Gmina Wolbórz is an urban-rural gmina (administrative district) in Piotrków County, Łódź Voivodeship, in central Poland. Its seat is the town of Wolbórz, which lies approximately 16 km north-east of Piotrków Trybunalski and 41 km south-east of the regional capital Łódź.

The gmina covers an area of 151.22 km2, and as of 2006 its total population is 7,646. It was formerly classed as a rural gmina, becoming urban-rural when Wolbórz was given town status on 1 January 2011.
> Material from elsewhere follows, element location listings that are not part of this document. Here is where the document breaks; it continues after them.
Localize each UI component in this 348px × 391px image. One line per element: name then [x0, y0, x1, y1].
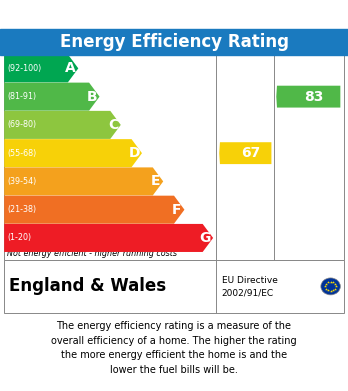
Bar	[4, 260, 344, 313]
Polygon shape	[4, 83, 100, 111]
Text: F: F	[172, 203, 181, 217]
Text: Not energy efficient - higher running costs: Not energy efficient - higher running co…	[7, 249, 177, 258]
Text: A: A	[65, 61, 76, 75]
Polygon shape	[276, 86, 340, 108]
Text: (69-80): (69-80)	[8, 120, 37, 129]
Bar	[0, 29, 348, 55]
Ellipse shape	[321, 278, 340, 295]
Text: (39-54): (39-54)	[8, 177, 37, 186]
Polygon shape	[4, 54, 78, 83]
Text: (55-68): (55-68)	[8, 149, 37, 158]
Text: B: B	[86, 90, 97, 104]
Polygon shape	[4, 139, 142, 167]
Text: The energy efficiency rating is a measure of the
overall efficiency of a home. T: The energy efficiency rating is a measur…	[51, 321, 297, 375]
Text: England & Wales: England & Wales	[9, 277, 167, 296]
Text: (81-91): (81-91)	[8, 92, 37, 101]
Text: C: C	[108, 118, 118, 132]
Text: Potential: Potential	[287, 32, 331, 43]
Polygon shape	[4, 167, 163, 196]
Bar	[4, 29, 344, 260]
Polygon shape	[219, 142, 271, 164]
Polygon shape	[4, 111, 121, 139]
Text: Energy Efficiency Rating: Energy Efficiency Rating	[60, 33, 288, 51]
Text: E: E	[151, 174, 160, 188]
Polygon shape	[4, 224, 213, 252]
Text: (21-38): (21-38)	[8, 205, 37, 214]
Text: 83: 83	[304, 90, 324, 104]
Text: 67: 67	[241, 146, 261, 160]
Text: (1-20): (1-20)	[8, 233, 32, 242]
Text: EU Directive
2002/91/EC: EU Directive 2002/91/EC	[222, 276, 278, 297]
Text: G: G	[200, 231, 211, 245]
Text: D: D	[128, 146, 140, 160]
Text: Very energy efficient - lower running costs: Very energy efficient - lower running co…	[7, 47, 177, 56]
Polygon shape	[4, 196, 184, 224]
Text: (92-100): (92-100)	[8, 64, 42, 73]
Text: Current: Current	[227, 32, 264, 43]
The gmina contains part of the protected area called Sulejów Landscape Park.

==Villages==
Apart from the town of Wolbórz, Gmina Wolbórz contains the villages and settlements of Adamów, Apolonka, Bogusławice, Bronisławów, Brudaki, Dębsko, Golesze Duże, Golesze Małe, Golesze-Parcela, Janów, Kaleń, Kolonia Dębina, Komorniki, Krzykowice, Kuznocin, Leonów, Lubiaszów, Lubiatów, Lubiatów-Zakrzew, Marianów, Młoszów, Młynary, Polichno, Proszenie, Psary Stare, Psary Witowskie, Psary-Lechawa, Stanisławów, Studzianki, Świątniki, Swolszewice Duże, Węgrzynów, Żarnowica Duża, Żarnowica Mała and Żywocin.

==Neighbouring gminas==
Gmina Wolbórz is bordered by the city of Piotrków Trybunalski and by the gminas of Będków, Mniszków, Moszczenica, Sulejów, Tomaszów Mazowiecki and Ujazd.